Мы стояли в толпе. Мама немножко сзади меня, с этим нашим знакомым. Солнце уж бледнело, мне было холодно, от ветра хлопали полупустые близкие шары. Я подняла голову и стала следить за папой. Вот он, почти прямо над нами. И как высоко! Уж теперь не птица, а большая муха, и черная, не светлая. Должно быть, от того, что закат скоро, солнце побледнело. Как он высоко!

Думаю, смотрю. Муха так же высоко. Все вокруг так же, как было. И вот от темного пятна вверху, внезапно отделилась темная точка и словно чиркнула вниз. Чиркнула, а за ней, чуть вбок, подалось и пятно, задрожало, заковыляло – и я уже все поняла: это конец. Упал.

Должно быть, раньше, чем поняла – обернулась назад: мама не видит, ей говорит что-то знакомый. Не видит. Кто видит? Кто видел? Вот метнулось темное уже низко, мимо самых глаз, исчезло, опять вдруг мелькнуло на небе, точно подпрыгнуло вверх и опять исчезло, а вот другое, темное, громадное, метнулось и рухнуло, и точно это оно закричало, а не люди, которые были около нас.

Я кинулась не вперед, не туда, куда все, а к маме, охватила ее крепко-крепко.

– Мамочка, ничего, ничего, он жив, я видела, он жив… Не помню, что я видела, и ничего я не знала, сама не знаю, зачем ей кричала это.

Нас обеих точно вынесло вперед, и я спотыкалась о черные обломки. Обломки дымились, гудели, точно сердце чье-то билось под ними, замирая. Ударило больно в лицо краем полупустого шара. Кто-то оттолкнул нас в сторону.

– Мамочка, он жив, он жив, я знаю…

Сколько времени прошло? Я уж не помню. Помню только, что кто-то держит меня и маму, что мы стоим в тесной толпе, и близко волнуется и опадает желтая, мягкая куча.

Кричат, говорят по-немецки. Наклоняются над желтым полотном, которое теперь совсем низко стелется над землею, но еще волнуется.

На полотне я вдруг вижу папу.

Он лежит смирно, и глаза у него закрыты. Какие-то люди с ним что-то делают.

– Он без сознания, – говорит голос по-немецки. – Но он жив. Как счастливо! Упал прямо в середину шара. Точно в сетку. Точно в люльку.

И это была правда.

Папины глаза открылись. Но он не сразу пришел в себя.

Его перенесли в гостиницу. Никаких переломов, никаких ушибов не было. Но сердце едва билось. И доктора сказали, что может быть сотрясение мозга.
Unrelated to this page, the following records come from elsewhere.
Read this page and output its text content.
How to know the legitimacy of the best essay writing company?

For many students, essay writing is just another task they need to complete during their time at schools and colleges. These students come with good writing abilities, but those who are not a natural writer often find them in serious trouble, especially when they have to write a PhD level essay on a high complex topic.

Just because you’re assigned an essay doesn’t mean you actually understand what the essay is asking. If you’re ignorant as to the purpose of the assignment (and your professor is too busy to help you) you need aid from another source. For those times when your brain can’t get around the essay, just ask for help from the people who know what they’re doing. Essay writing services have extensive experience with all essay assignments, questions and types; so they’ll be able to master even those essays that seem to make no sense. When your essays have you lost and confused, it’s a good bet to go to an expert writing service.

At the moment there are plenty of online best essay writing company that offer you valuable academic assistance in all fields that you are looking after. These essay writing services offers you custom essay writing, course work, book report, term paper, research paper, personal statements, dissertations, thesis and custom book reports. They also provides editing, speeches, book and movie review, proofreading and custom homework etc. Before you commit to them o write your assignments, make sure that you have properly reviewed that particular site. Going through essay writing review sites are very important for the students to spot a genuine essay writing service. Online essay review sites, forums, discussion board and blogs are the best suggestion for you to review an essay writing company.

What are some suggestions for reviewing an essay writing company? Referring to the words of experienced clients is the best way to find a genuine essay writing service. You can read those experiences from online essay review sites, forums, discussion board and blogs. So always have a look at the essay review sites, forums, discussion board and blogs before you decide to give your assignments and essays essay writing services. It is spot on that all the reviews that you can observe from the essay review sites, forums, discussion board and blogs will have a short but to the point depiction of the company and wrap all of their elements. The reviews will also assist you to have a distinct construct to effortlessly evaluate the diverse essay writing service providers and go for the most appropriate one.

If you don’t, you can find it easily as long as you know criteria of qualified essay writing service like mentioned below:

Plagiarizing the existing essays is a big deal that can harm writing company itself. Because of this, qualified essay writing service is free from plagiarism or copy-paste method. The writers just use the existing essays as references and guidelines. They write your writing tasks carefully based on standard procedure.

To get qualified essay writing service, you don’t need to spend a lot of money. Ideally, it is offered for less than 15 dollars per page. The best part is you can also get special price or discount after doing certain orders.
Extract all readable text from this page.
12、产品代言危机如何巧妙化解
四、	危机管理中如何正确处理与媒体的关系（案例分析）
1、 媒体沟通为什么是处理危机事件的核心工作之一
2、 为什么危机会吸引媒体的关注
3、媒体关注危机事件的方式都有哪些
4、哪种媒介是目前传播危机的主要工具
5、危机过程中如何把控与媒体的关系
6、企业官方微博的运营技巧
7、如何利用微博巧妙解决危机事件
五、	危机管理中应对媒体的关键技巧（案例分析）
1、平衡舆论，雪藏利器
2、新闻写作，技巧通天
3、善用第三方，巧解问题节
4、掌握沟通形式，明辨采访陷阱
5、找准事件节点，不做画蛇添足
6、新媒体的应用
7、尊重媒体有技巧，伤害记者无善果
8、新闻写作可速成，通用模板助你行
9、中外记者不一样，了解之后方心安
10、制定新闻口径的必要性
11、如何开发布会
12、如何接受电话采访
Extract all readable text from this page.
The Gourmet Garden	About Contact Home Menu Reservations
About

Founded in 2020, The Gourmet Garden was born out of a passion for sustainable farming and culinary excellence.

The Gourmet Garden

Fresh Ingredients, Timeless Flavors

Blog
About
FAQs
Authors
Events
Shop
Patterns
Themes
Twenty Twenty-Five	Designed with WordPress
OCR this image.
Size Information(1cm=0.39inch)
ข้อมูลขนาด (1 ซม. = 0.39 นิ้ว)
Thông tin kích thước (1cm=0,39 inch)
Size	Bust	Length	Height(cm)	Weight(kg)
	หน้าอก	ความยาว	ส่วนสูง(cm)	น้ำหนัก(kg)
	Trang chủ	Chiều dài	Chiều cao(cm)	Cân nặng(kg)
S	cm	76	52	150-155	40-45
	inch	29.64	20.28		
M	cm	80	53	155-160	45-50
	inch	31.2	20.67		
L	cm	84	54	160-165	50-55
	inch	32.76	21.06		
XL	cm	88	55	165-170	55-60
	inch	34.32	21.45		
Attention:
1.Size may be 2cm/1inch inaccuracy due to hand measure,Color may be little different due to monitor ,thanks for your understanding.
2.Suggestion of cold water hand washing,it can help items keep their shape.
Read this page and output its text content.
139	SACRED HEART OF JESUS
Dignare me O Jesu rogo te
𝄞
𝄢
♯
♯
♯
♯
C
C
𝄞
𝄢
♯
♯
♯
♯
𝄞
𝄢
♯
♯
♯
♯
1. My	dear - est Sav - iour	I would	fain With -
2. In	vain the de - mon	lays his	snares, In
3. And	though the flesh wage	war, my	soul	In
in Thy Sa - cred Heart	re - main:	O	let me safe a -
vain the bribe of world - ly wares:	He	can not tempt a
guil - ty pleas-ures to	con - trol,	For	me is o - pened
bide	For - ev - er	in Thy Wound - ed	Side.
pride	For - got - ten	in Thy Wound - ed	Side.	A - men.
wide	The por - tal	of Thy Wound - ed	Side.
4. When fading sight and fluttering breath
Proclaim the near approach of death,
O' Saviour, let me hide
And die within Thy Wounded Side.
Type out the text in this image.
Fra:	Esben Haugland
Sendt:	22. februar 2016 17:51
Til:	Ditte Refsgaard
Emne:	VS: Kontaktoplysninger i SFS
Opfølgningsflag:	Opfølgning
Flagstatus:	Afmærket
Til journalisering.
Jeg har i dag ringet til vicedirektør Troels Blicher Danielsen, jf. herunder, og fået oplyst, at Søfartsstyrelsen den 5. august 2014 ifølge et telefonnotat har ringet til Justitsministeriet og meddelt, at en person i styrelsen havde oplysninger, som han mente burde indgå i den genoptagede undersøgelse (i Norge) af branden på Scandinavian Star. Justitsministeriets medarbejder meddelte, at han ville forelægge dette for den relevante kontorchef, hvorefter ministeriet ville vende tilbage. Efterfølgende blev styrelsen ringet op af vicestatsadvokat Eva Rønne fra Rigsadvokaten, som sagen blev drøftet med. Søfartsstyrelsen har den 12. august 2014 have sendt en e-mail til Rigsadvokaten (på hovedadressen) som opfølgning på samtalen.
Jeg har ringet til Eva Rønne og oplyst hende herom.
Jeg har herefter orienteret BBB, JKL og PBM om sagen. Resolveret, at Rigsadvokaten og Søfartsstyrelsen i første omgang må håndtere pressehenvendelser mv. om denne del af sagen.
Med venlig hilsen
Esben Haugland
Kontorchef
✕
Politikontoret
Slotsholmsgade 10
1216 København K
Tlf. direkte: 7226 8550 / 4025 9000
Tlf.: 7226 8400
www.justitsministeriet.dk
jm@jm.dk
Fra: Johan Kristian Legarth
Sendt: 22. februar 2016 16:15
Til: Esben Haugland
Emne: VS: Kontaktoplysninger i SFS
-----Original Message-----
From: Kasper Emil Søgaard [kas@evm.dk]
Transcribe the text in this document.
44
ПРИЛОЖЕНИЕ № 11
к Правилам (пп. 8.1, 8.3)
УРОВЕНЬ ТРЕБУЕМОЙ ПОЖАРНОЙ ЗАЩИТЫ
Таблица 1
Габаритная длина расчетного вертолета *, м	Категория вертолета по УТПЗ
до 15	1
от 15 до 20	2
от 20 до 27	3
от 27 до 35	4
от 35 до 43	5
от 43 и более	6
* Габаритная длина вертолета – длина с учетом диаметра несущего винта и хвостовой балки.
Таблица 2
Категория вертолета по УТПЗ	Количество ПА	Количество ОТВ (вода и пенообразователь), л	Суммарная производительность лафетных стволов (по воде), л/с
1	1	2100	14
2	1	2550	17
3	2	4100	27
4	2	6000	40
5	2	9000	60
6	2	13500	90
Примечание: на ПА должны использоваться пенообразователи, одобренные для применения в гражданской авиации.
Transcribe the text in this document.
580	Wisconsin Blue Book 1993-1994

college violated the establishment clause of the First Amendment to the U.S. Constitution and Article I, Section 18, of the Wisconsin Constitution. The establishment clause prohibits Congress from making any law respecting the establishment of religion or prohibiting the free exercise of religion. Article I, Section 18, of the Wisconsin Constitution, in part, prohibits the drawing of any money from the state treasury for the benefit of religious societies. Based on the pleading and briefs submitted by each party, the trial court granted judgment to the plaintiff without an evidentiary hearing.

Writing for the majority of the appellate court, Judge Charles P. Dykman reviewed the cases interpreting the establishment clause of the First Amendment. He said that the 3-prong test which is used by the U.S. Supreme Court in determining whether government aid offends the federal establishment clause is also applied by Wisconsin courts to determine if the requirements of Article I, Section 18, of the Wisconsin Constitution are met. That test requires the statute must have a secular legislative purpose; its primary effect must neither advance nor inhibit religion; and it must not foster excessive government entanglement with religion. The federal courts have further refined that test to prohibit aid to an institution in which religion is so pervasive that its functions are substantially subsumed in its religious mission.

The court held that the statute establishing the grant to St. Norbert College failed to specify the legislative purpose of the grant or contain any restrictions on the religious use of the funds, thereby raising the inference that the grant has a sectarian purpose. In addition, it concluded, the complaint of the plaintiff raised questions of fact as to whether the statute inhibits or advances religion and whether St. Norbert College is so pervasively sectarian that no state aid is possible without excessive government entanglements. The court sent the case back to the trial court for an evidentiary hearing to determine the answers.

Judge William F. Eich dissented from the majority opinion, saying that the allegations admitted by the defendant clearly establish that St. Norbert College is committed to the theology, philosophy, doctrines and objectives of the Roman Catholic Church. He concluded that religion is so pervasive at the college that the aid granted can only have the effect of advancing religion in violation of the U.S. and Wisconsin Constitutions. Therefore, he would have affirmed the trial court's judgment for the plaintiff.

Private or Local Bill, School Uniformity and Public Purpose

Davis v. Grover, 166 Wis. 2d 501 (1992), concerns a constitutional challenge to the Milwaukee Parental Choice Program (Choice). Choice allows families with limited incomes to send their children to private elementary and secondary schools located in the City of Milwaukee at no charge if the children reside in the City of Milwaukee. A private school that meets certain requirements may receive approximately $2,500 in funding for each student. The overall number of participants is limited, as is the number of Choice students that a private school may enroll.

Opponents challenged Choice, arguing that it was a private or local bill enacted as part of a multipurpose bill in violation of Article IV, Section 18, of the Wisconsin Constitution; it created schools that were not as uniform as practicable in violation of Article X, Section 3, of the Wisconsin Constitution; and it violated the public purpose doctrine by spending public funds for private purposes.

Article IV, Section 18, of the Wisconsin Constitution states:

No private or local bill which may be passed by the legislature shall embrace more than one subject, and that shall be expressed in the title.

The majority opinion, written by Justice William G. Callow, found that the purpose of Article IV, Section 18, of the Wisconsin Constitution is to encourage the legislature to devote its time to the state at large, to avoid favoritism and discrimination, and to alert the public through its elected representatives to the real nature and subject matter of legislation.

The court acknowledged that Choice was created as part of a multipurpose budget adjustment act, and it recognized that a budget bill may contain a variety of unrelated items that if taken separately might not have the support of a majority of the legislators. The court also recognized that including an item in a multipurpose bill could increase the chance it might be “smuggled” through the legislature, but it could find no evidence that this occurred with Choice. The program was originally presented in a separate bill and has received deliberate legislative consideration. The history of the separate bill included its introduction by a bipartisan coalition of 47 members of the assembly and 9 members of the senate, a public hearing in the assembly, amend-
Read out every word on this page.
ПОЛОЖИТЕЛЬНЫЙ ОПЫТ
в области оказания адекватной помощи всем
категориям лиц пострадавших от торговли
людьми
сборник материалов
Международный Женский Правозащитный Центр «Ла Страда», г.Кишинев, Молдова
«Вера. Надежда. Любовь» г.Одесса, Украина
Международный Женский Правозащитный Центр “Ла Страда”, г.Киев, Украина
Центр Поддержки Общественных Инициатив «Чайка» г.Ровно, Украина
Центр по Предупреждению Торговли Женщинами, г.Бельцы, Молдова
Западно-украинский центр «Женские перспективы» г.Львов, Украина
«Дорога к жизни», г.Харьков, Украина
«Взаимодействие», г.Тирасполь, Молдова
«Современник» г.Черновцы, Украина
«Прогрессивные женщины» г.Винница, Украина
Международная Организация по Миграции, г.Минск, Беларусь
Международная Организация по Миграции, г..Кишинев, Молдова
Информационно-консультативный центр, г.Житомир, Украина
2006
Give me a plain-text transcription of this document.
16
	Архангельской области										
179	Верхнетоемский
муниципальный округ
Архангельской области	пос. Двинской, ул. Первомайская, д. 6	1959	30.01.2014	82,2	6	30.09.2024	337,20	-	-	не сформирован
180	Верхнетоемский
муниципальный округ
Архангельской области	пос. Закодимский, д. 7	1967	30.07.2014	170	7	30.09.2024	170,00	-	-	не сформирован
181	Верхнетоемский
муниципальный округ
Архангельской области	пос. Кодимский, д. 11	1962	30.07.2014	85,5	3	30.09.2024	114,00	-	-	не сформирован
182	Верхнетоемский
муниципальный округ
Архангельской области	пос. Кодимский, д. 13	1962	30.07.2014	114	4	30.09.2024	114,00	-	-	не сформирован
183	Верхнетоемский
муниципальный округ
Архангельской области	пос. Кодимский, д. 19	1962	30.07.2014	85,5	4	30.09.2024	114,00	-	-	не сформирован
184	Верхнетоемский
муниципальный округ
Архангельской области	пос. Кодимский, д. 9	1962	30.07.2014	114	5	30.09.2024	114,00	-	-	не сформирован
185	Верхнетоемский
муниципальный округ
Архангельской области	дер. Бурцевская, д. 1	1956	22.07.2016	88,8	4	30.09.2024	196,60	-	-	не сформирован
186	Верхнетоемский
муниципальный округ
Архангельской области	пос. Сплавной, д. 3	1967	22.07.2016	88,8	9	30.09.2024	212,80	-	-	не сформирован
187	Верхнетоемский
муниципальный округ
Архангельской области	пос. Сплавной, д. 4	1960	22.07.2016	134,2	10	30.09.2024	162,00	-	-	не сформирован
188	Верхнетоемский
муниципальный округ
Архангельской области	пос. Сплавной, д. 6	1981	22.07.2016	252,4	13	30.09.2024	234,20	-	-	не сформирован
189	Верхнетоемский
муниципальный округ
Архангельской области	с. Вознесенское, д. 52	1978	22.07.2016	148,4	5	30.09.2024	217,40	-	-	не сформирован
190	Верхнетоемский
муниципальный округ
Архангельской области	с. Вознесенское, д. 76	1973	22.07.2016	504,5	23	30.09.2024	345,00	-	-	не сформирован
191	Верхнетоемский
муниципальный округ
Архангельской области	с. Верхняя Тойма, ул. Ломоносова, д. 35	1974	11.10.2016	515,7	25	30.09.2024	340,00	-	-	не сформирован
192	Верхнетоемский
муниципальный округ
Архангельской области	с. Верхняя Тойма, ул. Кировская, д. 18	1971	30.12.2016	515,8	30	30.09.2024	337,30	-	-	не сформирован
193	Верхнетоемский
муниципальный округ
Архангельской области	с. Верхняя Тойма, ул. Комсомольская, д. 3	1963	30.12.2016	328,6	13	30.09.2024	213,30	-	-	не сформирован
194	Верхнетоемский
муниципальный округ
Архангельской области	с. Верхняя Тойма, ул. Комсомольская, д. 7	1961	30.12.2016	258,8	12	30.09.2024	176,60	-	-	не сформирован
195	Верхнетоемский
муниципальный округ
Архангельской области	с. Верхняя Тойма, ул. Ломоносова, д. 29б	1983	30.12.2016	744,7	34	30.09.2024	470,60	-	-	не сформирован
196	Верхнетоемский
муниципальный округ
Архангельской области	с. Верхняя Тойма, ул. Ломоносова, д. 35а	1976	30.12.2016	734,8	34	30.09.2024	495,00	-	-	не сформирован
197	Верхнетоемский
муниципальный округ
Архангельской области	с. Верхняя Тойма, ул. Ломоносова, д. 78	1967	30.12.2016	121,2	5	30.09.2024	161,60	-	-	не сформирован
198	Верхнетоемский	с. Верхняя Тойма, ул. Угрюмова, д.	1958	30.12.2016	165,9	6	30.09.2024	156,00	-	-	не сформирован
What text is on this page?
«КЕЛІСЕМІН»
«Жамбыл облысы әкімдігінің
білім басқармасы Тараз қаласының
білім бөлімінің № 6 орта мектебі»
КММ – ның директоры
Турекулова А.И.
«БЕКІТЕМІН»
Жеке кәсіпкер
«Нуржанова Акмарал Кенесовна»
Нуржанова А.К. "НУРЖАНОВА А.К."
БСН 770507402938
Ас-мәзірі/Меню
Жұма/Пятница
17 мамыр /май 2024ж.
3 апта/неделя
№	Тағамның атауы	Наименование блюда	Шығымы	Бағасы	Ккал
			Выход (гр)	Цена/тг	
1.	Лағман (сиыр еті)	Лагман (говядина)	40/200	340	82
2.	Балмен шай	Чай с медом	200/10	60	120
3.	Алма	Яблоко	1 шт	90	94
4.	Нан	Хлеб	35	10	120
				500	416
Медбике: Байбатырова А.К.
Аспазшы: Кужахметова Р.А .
Мама не вскрикнула ни разу и не заплакала. Тихая, делала что нужно, и мне ничего не говорила.

Папа совсем опомнился только через два дня. Сотрясение мозга было, но легкое. А пролежал он в этом городе почти два месяца.

Потом узналось, что ветер наклонил аэроплан, и папа вылетел из него вперед. Он действительно упал на один из желтых, мягких шаров, качавшихся на поле. Упал, его подбросило, как мячик, вверх – и опять он упал туда же, глубоко-глубоко, точно в слабо надутую воздухом подушку. Земли он, должно быть, и не коснулся.